The Café 1930 movement from Piazzolla’s Histoire du Tango, borrowed from the flute and guitar repertoire, works remarkably well in this combination, Metcalf’s dark tone gives the work a weighty depth while her defined articulation and energy keep the piece driving forward when required – and she sings in the high register.
Much of the second half of the disc is taken up by Manuel de Falla’s Siete Canciones Populares Españoles (Seven Popular Spanish Songs). Originally written for piano and voice, the accompaniment part mimics the inflections of the guitar – so reverse engineering it winds up producing a very effective result. There is plenty to enjoy in here – from the passionate El Paño Moruno through the bright Jota, tenebrous Nana and finally the fiery Polo.
The final work – not including the encore-like inclusion of Steve Porcaro’s Human Nature (made famous by Michael Jackson) – is the sublimely tranquil Spiegel im Spiegel by Arvo Pärt, the composer’s triadic, tintinnabular accompaniment well suited to the guitar, with Metcalf achieving an affecting stillness in the melody.

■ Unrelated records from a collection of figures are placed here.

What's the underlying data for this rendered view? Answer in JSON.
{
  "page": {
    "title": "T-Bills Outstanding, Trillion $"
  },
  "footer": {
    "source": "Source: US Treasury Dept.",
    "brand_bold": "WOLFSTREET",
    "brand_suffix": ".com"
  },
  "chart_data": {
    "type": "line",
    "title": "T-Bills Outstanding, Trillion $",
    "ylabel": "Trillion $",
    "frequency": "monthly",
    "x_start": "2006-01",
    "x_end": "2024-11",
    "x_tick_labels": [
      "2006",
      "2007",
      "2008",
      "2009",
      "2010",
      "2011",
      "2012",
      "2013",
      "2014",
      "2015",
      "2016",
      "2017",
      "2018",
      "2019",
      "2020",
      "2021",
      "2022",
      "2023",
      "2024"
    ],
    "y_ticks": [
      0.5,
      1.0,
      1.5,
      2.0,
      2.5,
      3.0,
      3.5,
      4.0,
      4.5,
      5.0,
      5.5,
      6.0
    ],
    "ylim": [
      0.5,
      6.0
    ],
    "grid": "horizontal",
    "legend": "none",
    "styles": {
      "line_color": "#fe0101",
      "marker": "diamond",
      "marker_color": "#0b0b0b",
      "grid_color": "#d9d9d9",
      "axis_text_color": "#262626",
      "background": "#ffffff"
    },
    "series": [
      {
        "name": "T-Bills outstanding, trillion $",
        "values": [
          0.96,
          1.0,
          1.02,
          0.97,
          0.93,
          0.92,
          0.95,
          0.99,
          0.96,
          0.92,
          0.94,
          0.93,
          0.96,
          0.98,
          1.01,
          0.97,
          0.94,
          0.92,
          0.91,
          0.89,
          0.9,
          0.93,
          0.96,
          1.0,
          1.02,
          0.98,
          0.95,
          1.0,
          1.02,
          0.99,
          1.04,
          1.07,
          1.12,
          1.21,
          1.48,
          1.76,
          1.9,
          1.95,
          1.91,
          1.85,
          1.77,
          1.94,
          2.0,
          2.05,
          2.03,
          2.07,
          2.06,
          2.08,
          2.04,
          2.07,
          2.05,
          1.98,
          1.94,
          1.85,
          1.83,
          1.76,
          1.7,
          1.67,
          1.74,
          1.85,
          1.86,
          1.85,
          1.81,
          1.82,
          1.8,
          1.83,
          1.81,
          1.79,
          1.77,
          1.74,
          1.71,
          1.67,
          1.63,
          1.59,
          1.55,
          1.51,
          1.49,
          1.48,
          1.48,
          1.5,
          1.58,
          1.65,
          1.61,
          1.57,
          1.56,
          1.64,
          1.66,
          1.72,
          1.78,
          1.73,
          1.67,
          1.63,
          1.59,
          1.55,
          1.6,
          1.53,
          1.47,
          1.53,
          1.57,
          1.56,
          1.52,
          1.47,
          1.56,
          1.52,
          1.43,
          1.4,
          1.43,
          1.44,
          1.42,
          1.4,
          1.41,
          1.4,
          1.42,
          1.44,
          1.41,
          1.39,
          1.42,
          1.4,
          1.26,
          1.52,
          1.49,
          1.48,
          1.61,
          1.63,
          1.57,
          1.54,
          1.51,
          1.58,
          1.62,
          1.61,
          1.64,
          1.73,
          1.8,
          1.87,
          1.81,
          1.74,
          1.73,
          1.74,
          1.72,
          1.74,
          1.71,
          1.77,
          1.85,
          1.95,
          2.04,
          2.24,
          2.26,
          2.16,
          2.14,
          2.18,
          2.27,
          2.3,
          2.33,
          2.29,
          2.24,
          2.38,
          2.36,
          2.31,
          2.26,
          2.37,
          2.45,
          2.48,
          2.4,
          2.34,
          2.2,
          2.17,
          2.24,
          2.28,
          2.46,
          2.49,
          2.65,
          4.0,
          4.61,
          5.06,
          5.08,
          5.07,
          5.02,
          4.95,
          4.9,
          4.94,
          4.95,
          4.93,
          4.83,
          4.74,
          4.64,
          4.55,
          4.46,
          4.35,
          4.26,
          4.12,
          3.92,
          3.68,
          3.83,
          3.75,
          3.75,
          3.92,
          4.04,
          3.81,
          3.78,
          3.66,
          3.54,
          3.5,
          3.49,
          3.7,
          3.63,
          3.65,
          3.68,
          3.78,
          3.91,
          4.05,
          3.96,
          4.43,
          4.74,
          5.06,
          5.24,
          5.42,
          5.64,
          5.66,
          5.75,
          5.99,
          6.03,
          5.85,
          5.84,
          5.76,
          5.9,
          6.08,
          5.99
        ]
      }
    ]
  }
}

There is a sense of lightness and joy that permeates Boyd Meets Girl, the works are uniformly a pleasure to listen to, and, no doubt, to perform – but there is also plenty to sink your teeth into. The Zenamon and Edwards are highlights and the arrangements of more familiar works are approached with sensitivity and flair. Well worth a look.
Boyd Meets Girl tour Australia August 25 – September 22.